5. On rappellera que le mot « loyaliste » a plusieurs sens. Au sens large, il désigne tous les non-indépendantistes. Dans un sens beaucoup plus étroit (que nous utilisons ici avec une majuscule), la coalition ainsi nommée de quatre partis politiques non-indépendantistes héritiers — parmi d’autres — du RPCR. Dans un sens intermédiaire, le plus fréquent, cette coalition rejointe par le Rassemblement, héritier le plus direct du RPCR, qui a souhaité préserver sa spécificité. Ce sens exclut les autres partis non-indépendantistes, qu’ils soient plus centraux (comme Calédonie Ensemble) ou plus « à droite », comme le Rassemblement national, pro-français mais qu’on n’appellerait pas loyaliste en ce sens-là.
6. L’élection au Congrès est indirecte. Chaque liste qui obtient des sièges dans une province envoie un certain nombre de ses élus au Congrès (tout en restant conseillers provinciaux).
7. La tête de liste du FLNKS des Îles, Mickaël Forrest, n’est d’ailleurs autre que le frère de celle de Dynamique Autochtone, Omayra Naisseline. Ce n’est pas seulement que la politique est, en Nouvelle-Calédonie, affaire de famille (ce en quoi elle n’est pas unique) ; il importe constamment de se rappeler que des institutions dignes d’un État sophistiqué et quasi fédéral ont été mises en place pour un territoire dont la population totale est de l’ordre de grandeur de celle du 15e arrondissement de Paris…

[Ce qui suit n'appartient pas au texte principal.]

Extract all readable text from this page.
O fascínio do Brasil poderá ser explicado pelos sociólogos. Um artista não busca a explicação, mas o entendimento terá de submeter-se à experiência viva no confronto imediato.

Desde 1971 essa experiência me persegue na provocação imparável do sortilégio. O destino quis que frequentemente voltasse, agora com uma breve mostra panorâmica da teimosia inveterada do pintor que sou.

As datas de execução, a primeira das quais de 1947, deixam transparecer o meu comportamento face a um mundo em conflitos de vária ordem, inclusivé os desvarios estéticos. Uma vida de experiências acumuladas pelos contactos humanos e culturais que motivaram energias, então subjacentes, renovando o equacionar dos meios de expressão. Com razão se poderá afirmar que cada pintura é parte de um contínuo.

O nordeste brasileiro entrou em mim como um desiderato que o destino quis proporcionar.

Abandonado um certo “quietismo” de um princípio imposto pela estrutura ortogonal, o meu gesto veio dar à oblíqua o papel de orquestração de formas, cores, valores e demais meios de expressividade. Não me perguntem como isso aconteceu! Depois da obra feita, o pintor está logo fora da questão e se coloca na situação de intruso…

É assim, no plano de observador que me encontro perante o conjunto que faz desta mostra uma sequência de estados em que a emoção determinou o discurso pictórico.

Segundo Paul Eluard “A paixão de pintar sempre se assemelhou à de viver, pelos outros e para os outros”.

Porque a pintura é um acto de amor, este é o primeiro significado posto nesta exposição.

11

8. En 2019 elle avait failli se faire battre, avec 20 voix contre 20, par l’alliance des indépendantistes et de Philippe Gomès de Calédonie Ensemble. Ce n’est qu’au prix de la défection de deux élus de ce parti (dont Nicolas Metzdorf, devenu depuis l’autre grande figure du camp non-indépendantiste en Nouvelle-Calédonie), que la chose avait été évitée.
9. Estimée à un peu moins de 10 % de la population ; pour l’essentiel arrivée avec le boum du nickel même si certains étaient là depuis beaucoup plus longtemps. Il y a aujourd’hui davantage de Wallisiens/Futuniens en Nouvelle-Calédonie qu’à Wallis-et-Futuna (îles également françaises à environ 2 000 km au nord-est de la Nouvelle-Calédonie).

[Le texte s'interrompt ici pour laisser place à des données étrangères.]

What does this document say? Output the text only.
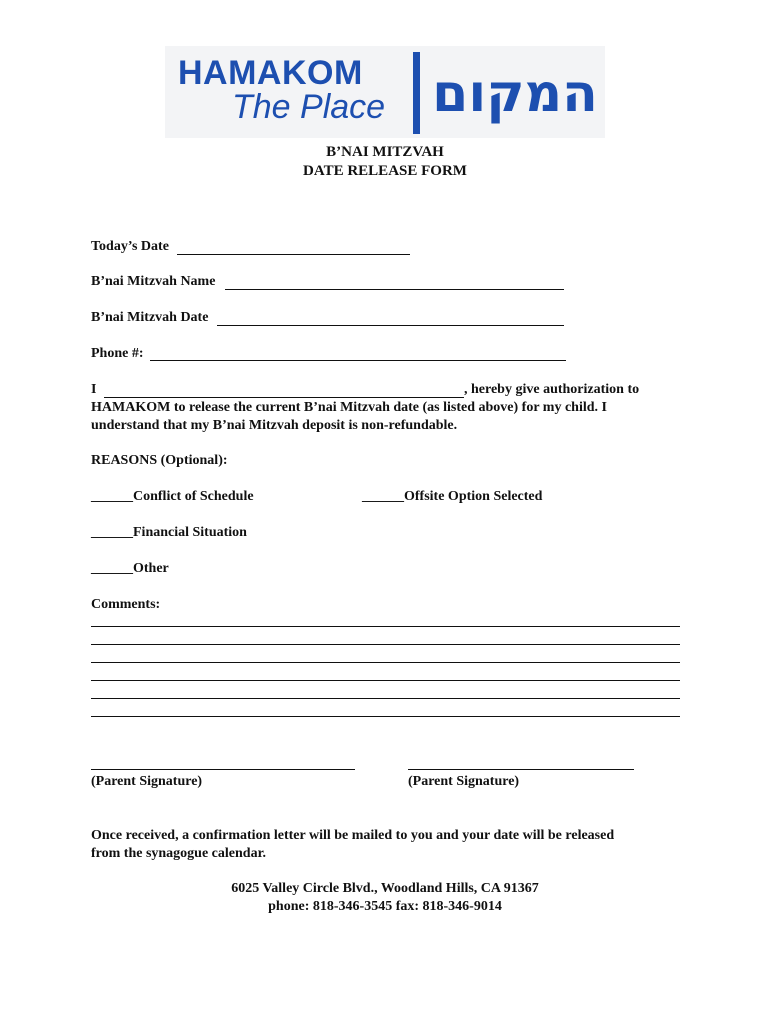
HAMAKOM
The Place המקום
B’NAI MITZVAH
DATE RELEASE FORM
Today’s Date
B’nai Mitzvah Name
B’nai Mitzvah Date
Phone #:
I	, hereby give authorization to
HAMAKOM to release the current B’nai Mitzvah date (as listed above) for my child. I
understand that my B’nai Mitzvah deposit is non-refundable.
REASONS (Optional):
______Conflict of Schedule	______Offsite Option Selected
______Financial Situation
______Other
Comments:
(Parent Signature)	(Parent Signature)
Once received, a confirmation letter will be mailed to you and your date will be released
from the synagogue calendar.
6025 Valley Circle Blvd., Woodland Hills, CA 91367
phone: 818-346-3545 fax: 818-346-9014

10. Cela est d’autant plus frappant que tout laisse à croire, dans un pays où le vote se fait très largement selon des clivages ethnoculturels, que c’est chez les Mélanésiens que l’abstention a été, d’assez loin, la plus importante (et que les indépendantistes ont donc des réservoirs de voix).

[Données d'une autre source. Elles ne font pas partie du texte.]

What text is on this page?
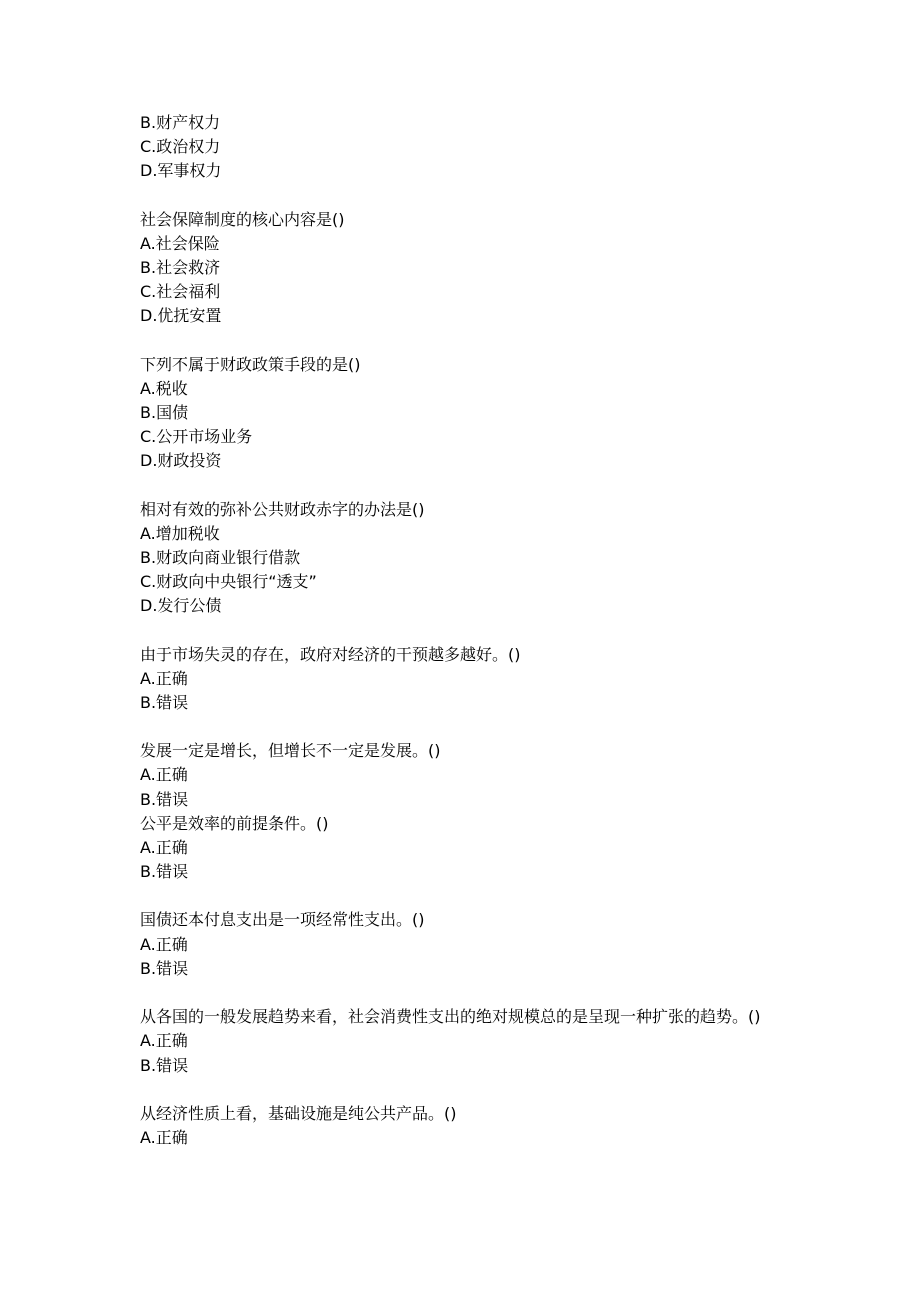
B.财产权力
C.政治权力
D.军事权力
社会保障制度的核心内容是()
A.社会保险
B.社会救济
C.社会福利
D.优抚安置
下列不属于财政政策手段的是()
A.税收
B.国债
C.公开市场业务
D.财政投资
相对有效的弥补公共财政赤字的办法是()
A.增加税收
B.财政向商业银行借款
C.财政向中央银行“透支”
D.发行公债
由于市场失灵的存在，政府对经济的干预越多越好。()
A.正确
B.错误
发展一定是增长，但增长不一定是发展。()
A.正确
B.错误
公平是效率的前提条件。()
A.正确
B.错误
国债还本付息支出是一项经常性支出。()
A.正确
B.错误
从各国的一般发展趋势来看，社会消费性支出的绝对规模总的是呈现一种扩张的趋势。()
A.正确
B.错误
从经济性质上看，基础设施是纯公共产品。()
A.正确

11. Cela n’empêche évidemment pas que la question de savoir qui distribue l’argent à qui, sur quelles bases et pour quoi faire, est fondamentale.
12. Les indépendantistes ont été élus sur des listes différentes au Nord, au Sud et dans les Îles, mais se sont regroupés en deux groupes : « Kanaky NC » (le groupe FLNKS, 19 sièges) et l’UNI (7 sièges). L’union Loyaliste-Rassemblement a, elle, déjà implosé puisque deux groupes distincts se sont constitués (18 et 6 élus respectivement).